We ended our Yucatan idyll with a poem and a song of the sea, at a secluded compound near the village of Xcalacoco ("ikal" is a rendering of n'kai, Maya for song). Our arrival was serendaded by birds down a meandering path lined with stones, tropical trees, and a riot of blooms--past a gentle waterfall, a small cenote, across a curved bridge. A side trail led to our Villa Neruda - named, as are all 29 villas, for a famous poet. "I need the sea because it teaches me," wrote Chilean Nobelist Pablo Neruda; I can think of few poets as romantic, and his spirit suffuses Ikal del Mar, which though compact casts the illusion of being lost in a vast botanic wonderland
leading to a wild, open sea.

That afternoon while Macduff was off taking pictures, I lay face up on a platform at the edge of the beach following my 90-minute "Maya Crepuscular Massage." Eyes closed, I might have been a pink conch snug in her shell, the sea whooshing around me, as my masseur Juan snugly wrapped my mud-slathered body in a warm, soft towel. Drifting on this side of sleep, loathe to rouse myself, I finally sat up like a disheveled ghost, and scurried down the path to the spa, wrapped waif-like in my muddied towel, hoping I wouldn't get lost. At the bridge, a spa staffer greeted me with fresh towels and opened the door to a divine steam bath.

Later in the room, I wondered whither my husband. The phone rang-and it was he, asking me to meet him down at the beach. I went, and spied four flaming torches, and a gauze tent just large enough to shelter a table set for two on the sand, with crisp linens, candles, lobster ceviche, and a full-bodied Monte Xanic Cabernet--all attended by our personal waiter.
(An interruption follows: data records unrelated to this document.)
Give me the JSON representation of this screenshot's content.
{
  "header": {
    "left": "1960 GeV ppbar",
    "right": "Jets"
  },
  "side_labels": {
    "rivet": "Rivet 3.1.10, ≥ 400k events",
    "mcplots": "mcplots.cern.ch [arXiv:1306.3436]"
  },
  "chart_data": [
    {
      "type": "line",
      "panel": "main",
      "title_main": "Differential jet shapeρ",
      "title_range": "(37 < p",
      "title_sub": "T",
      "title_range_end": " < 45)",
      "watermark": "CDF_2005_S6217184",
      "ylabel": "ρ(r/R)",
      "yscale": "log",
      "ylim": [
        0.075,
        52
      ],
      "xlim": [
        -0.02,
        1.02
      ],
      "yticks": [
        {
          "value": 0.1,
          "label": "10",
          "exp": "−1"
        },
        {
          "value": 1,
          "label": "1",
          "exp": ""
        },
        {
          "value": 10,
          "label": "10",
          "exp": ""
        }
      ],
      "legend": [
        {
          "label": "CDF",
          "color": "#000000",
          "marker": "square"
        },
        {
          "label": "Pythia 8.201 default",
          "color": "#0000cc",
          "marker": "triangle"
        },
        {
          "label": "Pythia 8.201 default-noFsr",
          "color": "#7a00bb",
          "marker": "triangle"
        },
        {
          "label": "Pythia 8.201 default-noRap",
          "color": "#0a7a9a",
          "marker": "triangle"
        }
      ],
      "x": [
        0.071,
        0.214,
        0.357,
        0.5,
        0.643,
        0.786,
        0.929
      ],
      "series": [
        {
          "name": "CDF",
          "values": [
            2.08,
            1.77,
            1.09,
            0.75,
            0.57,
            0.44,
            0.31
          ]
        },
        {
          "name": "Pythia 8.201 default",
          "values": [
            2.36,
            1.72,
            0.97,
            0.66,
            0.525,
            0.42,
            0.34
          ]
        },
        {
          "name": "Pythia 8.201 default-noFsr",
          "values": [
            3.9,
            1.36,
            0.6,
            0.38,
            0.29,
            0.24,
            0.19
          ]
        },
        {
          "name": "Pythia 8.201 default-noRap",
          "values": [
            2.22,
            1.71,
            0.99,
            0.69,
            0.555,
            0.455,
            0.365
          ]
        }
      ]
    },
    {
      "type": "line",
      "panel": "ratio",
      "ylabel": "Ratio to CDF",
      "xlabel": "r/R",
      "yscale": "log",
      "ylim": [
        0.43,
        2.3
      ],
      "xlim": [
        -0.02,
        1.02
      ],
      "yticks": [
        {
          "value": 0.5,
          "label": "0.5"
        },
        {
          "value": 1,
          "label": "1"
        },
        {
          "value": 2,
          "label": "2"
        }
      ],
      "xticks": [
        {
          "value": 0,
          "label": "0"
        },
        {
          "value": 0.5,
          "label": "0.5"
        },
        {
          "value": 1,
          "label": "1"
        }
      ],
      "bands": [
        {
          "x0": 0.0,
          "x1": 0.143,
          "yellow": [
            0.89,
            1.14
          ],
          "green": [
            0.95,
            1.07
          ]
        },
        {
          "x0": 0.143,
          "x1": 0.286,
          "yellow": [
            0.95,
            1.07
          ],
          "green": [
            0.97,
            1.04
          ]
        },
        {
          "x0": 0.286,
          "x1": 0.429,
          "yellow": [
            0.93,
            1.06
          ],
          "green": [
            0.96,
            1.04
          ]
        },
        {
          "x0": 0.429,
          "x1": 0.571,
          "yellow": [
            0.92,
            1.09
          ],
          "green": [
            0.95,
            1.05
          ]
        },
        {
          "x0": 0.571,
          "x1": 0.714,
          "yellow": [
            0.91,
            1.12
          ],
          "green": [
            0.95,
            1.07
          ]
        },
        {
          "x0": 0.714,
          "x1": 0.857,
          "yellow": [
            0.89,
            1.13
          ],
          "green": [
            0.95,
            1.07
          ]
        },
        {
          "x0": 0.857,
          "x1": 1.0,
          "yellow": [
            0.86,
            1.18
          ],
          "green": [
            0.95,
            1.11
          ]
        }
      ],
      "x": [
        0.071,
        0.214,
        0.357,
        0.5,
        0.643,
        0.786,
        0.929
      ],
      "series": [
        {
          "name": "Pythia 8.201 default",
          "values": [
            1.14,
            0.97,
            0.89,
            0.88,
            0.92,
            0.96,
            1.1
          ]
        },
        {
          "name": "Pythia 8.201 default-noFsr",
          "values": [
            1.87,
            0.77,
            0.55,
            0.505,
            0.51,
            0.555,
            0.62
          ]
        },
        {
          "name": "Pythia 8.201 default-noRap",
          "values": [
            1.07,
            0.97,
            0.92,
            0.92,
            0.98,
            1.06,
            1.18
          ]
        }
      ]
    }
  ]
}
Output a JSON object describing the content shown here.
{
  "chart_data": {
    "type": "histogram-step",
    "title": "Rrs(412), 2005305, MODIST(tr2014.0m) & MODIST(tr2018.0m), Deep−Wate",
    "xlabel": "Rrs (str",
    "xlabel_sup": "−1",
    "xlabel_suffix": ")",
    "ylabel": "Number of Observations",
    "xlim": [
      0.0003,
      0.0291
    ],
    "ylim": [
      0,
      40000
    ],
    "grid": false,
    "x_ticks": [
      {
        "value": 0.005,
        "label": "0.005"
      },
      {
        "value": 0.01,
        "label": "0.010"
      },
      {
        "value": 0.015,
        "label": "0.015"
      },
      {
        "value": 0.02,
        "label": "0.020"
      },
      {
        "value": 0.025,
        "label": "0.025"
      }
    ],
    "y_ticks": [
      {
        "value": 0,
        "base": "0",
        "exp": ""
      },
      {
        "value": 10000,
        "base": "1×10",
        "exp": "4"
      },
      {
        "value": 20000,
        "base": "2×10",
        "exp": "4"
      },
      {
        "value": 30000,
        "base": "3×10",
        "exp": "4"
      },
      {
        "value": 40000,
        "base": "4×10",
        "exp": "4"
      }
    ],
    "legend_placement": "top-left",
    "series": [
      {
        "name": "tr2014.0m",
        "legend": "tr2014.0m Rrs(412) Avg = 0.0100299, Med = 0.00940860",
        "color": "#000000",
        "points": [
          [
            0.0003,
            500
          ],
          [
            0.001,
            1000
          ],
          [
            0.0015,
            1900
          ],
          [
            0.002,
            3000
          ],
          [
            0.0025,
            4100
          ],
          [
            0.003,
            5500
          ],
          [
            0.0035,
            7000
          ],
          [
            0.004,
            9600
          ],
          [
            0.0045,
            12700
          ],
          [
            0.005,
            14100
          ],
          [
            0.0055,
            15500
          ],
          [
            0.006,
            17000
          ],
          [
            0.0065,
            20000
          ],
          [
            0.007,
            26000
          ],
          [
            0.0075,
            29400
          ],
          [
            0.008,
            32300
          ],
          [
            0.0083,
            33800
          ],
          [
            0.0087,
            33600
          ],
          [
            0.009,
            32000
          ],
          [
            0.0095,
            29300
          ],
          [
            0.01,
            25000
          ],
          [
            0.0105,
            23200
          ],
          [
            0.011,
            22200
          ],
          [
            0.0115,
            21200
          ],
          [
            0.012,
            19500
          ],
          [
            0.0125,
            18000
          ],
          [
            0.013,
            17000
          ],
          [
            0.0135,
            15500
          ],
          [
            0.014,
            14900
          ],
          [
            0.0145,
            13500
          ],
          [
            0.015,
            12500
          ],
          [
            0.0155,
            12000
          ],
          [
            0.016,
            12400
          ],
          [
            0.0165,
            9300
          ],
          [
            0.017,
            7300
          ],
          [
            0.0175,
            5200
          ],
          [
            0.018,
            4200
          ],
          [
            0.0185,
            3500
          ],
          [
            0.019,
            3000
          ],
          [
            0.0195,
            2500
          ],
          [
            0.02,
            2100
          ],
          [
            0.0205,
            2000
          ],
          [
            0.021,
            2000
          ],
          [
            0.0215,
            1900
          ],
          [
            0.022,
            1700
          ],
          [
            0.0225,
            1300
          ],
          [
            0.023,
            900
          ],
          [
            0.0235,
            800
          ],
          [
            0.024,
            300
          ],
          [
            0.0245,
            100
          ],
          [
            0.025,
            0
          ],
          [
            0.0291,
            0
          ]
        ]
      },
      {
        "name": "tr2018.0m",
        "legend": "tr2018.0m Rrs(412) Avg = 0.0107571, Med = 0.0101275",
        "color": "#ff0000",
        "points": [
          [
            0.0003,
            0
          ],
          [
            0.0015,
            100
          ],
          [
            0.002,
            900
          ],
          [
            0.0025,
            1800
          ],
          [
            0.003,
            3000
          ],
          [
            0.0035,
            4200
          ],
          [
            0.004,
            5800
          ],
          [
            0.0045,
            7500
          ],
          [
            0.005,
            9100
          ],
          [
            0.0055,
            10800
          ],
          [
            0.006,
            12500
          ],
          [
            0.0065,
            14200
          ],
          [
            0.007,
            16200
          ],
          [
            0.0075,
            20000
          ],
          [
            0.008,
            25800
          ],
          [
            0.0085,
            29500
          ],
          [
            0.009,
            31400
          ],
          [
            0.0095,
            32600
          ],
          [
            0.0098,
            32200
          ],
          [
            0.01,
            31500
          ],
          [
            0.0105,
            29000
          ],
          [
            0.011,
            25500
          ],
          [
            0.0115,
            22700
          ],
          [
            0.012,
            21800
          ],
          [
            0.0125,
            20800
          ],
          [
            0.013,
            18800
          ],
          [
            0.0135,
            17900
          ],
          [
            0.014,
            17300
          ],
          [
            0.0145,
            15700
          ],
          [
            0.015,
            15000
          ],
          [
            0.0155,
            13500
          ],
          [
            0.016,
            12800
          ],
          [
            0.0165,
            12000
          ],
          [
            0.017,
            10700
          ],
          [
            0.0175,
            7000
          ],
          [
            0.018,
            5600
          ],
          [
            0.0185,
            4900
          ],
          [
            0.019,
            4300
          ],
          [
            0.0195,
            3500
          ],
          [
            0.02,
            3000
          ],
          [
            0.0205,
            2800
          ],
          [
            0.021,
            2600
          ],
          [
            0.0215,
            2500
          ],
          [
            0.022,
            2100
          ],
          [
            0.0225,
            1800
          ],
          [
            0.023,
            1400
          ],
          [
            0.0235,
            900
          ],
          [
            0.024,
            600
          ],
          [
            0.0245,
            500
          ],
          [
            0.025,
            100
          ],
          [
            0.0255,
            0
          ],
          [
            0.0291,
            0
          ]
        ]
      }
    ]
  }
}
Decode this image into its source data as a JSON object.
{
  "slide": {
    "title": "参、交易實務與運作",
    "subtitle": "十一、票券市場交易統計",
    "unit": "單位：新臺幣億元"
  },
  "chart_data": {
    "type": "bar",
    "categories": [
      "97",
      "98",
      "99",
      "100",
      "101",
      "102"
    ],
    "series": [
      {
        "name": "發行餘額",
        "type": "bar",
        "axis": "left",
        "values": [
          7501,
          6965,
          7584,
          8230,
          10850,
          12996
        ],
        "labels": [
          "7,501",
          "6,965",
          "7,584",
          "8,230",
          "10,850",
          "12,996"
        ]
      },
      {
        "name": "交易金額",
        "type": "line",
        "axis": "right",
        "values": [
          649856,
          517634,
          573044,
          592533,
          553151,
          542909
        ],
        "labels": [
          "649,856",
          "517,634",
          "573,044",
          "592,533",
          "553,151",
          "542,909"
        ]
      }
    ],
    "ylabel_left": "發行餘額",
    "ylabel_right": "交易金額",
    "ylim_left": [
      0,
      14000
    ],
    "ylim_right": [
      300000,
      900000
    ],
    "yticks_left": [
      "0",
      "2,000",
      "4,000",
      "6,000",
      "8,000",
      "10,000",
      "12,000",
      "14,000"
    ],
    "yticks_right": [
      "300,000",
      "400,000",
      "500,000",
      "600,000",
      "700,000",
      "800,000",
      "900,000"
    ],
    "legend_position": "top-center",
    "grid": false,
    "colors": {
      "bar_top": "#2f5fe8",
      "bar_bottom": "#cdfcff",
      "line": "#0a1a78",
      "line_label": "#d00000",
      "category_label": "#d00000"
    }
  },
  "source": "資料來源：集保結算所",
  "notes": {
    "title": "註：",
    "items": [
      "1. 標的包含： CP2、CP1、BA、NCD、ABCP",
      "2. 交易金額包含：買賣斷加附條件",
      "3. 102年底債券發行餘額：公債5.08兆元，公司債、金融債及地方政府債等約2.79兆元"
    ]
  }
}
There, too, was my prince, beaming at having completely blown my mind. In the distance beyond, the highrises of Cozumel and the passing ships seemed like a twinkling mirage. "I am spoiled to tears," I thought.

Hours later, I stared up at a starburst of zapote beams above our head, hung with white netting, as Macduff read me aloud the poem left on our turned-down bed--a different poet each night. It sounded like something about the color blue, and love--and I drifted into delicious sleep.